Queria gritar que tinha sido o abandono dela. Muito mais presente que sua avó viva ou o fantasma de sua mãe. Nos sonhos, ao seu lado, sempre presente, ensinando-a, mas nunca contando o suficiente, o que realmente acontecera. E, então, o abandono completo. O silêncio, os sonhos sem companhia. Anna imaginava que se pelo menos a outra tivesse dito que iria embora, teria sido mais suportável. Fora uma dor diferente, não se comparava a perder a mãe verdadeira. Não, aquela voz a tinha abandonado e aquilo não podia ser perdoado. Por causa disso, odiara o que aprendera, odiara a sua pseudo-linhagem que nem entendia direito. Odiava ela.

 

Decidiu ignorá-la e olhar as marcas eu seu pescoço. Não estavam tão ruins assim, na verdade, pareciam ir desaparecendo rapidamente.

 

- Logo sumirão. Sabe muito bem que se cura rápido. Se quisesse, sua mão teria se curado em instantes. Por que se nega a usar o que é seu?

 

Era difícil ignorá-la, tudo que desejava era encará-la. O ódio parecia ter sido redirecionado, mas, agora que pretendia segurá-lo, parecia escapar-lhe por entre os dedos.

 

- O que aconteceu? O que ele fez com você? – James logo havia sentido o cheiro de Eric ali, boa coisa não podia ser. E Anna estava se olhando no espelho, massageando seu pescoço.

 

A garota escutou a voz dele e seus passos se aproximando, mas outro ruído chamou sua atenção, um ruído que tentou ser sufocado, mas não foi possível. Um ruído de surpresa. Anna segurou sua respiração e virou-se, não olhou para ele, seus olhos foram na direção daquela voz, daquele estranho ruído. E lá estava ela. Etérea. Linda. Não havia dúvidas que a dona daquela voz estava morta, mas ao contrário de todos os fantasmas que já tinha encontrado, os olhos dela eram visíveis. Eles a assustavam quando era criança. Aquelas pupilas tão avermelhadas e a íris rosa. Albina. Não sabia o que era isso quando era criança e tinha medo. Depois, começou a questionar porque logo os olhos dela poderiam ser vistos.

 

Albina. Ainda com seu cabelo liso, longo e emaranhado. Ele não era loiro claro, era branco.

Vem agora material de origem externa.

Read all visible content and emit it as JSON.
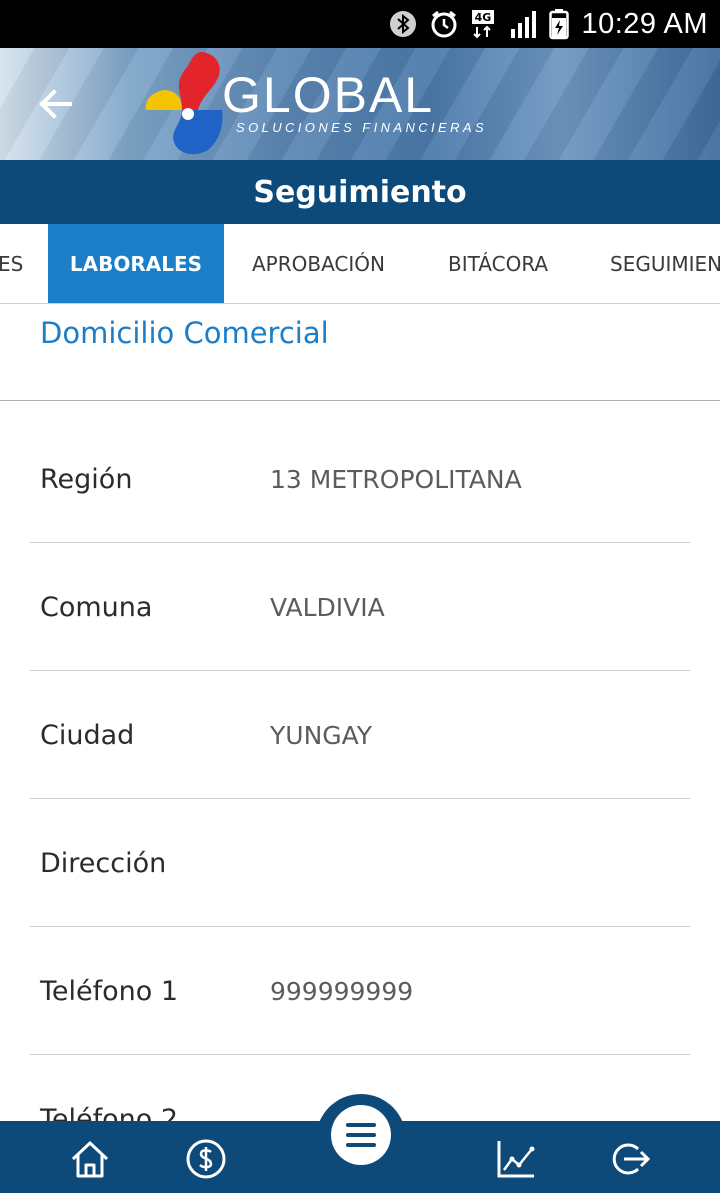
{
  "status_bar": {
    "time": "10:29 AM",
    "network": "4G",
    "icons": [
      "bluetooth-icon",
      "alarm-icon",
      "network-4g-icon",
      "signal-icon",
      "battery-charging-icon"
    ]
  },
  "header": {
    "logo_name": "GLOBAL",
    "logo_tagline": "SOLUCIONES FINANCIERAS",
    "back_icon": "arrow-left-icon"
  },
  "title": "Seguimiento",
  "tabs": [
    {
      "label": "ES",
      "active": false
    },
    {
      "label": "LABORALES",
      "active": true
    },
    {
      "label": "APROBACIÓN",
      "active": false
    },
    {
      "label": "BITÁCORA",
      "active": false
    },
    {
      "label": "SEGUIMIEN",
      "active": false
    }
  ],
  "section": {
    "title": "Domicilio Comercial",
    "fields": [
      {
        "label": "Región",
        "value": "13 METROPOLITANA"
      },
      {
        "label": "Comuna",
        "value": "VALDIVIA"
      },
      {
        "label": "Ciudad",
        "value": "YUNGAY"
      },
      {
        "label": "Dirección",
        "value": ""
      },
      {
        "label": "Teléfono 1",
        "value": "999999999"
      },
      {
        "label": "Teléfono 2",
        "value": ""
      }
    ]
  },
  "bottom_nav": {
    "items": [
      "home-icon",
      "dollar-icon",
      "menu-icon",
      "chart-icon",
      "logout-icon"
    ]
  },
  "colors": {
    "primary_dark": "#0d4a7a",
    "accent_blue": "#1a7fc7",
    "logo_red": "#e3242b",
    "logo_yellow": "#f5c400",
    "logo_blue": "#1f63c6"
  }
}
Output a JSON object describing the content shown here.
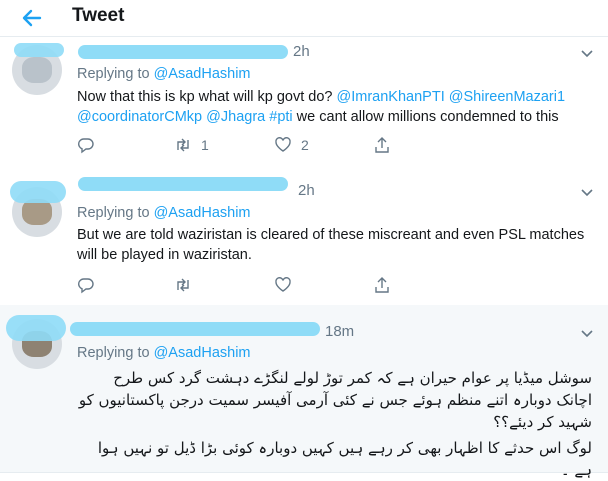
{
  "header": {
    "title": "Tweet",
    "back_icon": "arrow-left-icon",
    "accent": "#1da1f2"
  },
  "tweets": [
    {
      "time": "2h",
      "replying_prefix": "Replying to ",
      "replying_handle": "@AsadHashim",
      "body": {
        "line1_text": "Now that this is kp what will kp govt do? ",
        "mention1": "@ImranKhanPTI",
        "space1": " ",
        "mention2": "@ShireenMazari1",
        "mention3": "@coordinatorCMkp",
        "space2": " ",
        "mention4": "@Jhagra",
        "space3": "  ",
        "hashtag": "#pti",
        "line2_rest": " we cant allow millions condemned to this"
      },
      "actions": {
        "reply": "",
        "retweet": "1",
        "like": "2"
      }
    },
    {
      "time": "2h",
      "replying_prefix": "Replying to ",
      "replying_handle": "@AsadHashim",
      "body_text": "But we are told waziristan is cleared of these miscreant and even PSL matches will be played in waziristan.",
      "actions": {
        "reply": "",
        "retweet": "",
        "like": ""
      }
    },
    {
      "time": "18m",
      "replying_prefix": "Replying to ",
      "replying_handle": "@AsadHashim",
      "urdu_para1": "سوشل میڈیا پر عوام حیران ہے کہ کمر توڑ لولے لنگڑے دہشت گرد کس طرح اچانک دوبارہ اتنے منظم ہوئے جس نے کئی آرمی آفیسر سمیت درجن پاکستانیوں کو شہید کر دیئے؟؟",
      "urdu_para2": "لوگ اس حدثے کا اظہار بھی کر رہے ہیں کہیں دوبارہ کوئی بڑا ڈیل تو نہیں ہوا ہے ۔"
    }
  ]
}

Olhos vermelhos, cabelo branco e a pele tão pálida. Aquela mulher invadira seus sonhos com sua voz e aparência diferentes, aquela mulher acompanhara sua infância e sumira sem motivo. Imperdoável. Mas com ela ali, olhando a ruiva ao seu lado, tão frágil e etérea. Seu corpo era baixo, tinham quase a mesma altura. Mas os músculos dela eram totalmente definidos. E os rostos também eram parecidos por isso a mulher tinha sumido. Tornava-se mais e mais doloroso ver aquela criança crescer para se tornar uma cópia sua, apenas com os cabelos e olhos diferentes. Rostos parecidos, mas o da mulher continha traços mais fortes, mais salientes e agressivos. Ela já tinha passado por muita coisa.

 

Anna a olhava intensamente. Fazia tempo demais. Um fantasma que não era um fantasma. Um fantasma com olhos, com sombra. Mesmo na ausência do sol, aquela sombra. Anna deixou seu olhar cair, deixou seus olhos encontrarem aquela sombra. Era um lobo, antes achava que era um cachorro, mas ao vê-la agora e lembra-se da de James, notou seu erro infantil. Aquela sombra era um lobo.

 

James achou que Anna iria se virar para ele, bem, ela se virou em sua direção, mas seu olhar estava fixo em algo atrás de si.  A princípio, ignorou. Se tivesse alguém, sentiria. E a marca no pescoço dela a atraia e o repelia. Raiva e impotência. O vampiro pagaria. Pensou perguntar para ela, mas o que havia em seu rosto a impediu. A garota quase chorava, pressionava seu maxilar com força para impedir isso. E, ainda, parecia realmente observar algo. Como Anna não se movia, James achou por bem verificar o que a deixava com aquela expressão tão incomum.

 

Não havia nada no ponto que ela fixava tão intensamente seu olhar. E, por outro lado, havia. Qualquer criatura sobrenatural seria capaz de ver um fantasma, ele não poderia se revelar para uma pessoa não para a outra ao lado, se ambos pudessem vê-lo. Então, na concepção de James, não podia ser um fantasma. Mas havia algo ali. Não é que conseguisse enxergar algo específico, porém era como se, em alguns instantes, o vento se tornasse visível, pois James podia ver pequenas ondulações. E, como estava prestando tanta atenção, pode sentir o cheiro, outro cheiro que o fez vomitar. Correr para trás de um carro e vomitar compulsivamente, mas dessa vez, de nojo. Sangue. Morte. Cripta. Sexo. Humanos. Lobos. E vômito e mais sangue e mais cheiro de morte, tudo misturado. Não apenas misturado, mas se concentrando há tempo. Tempo demais.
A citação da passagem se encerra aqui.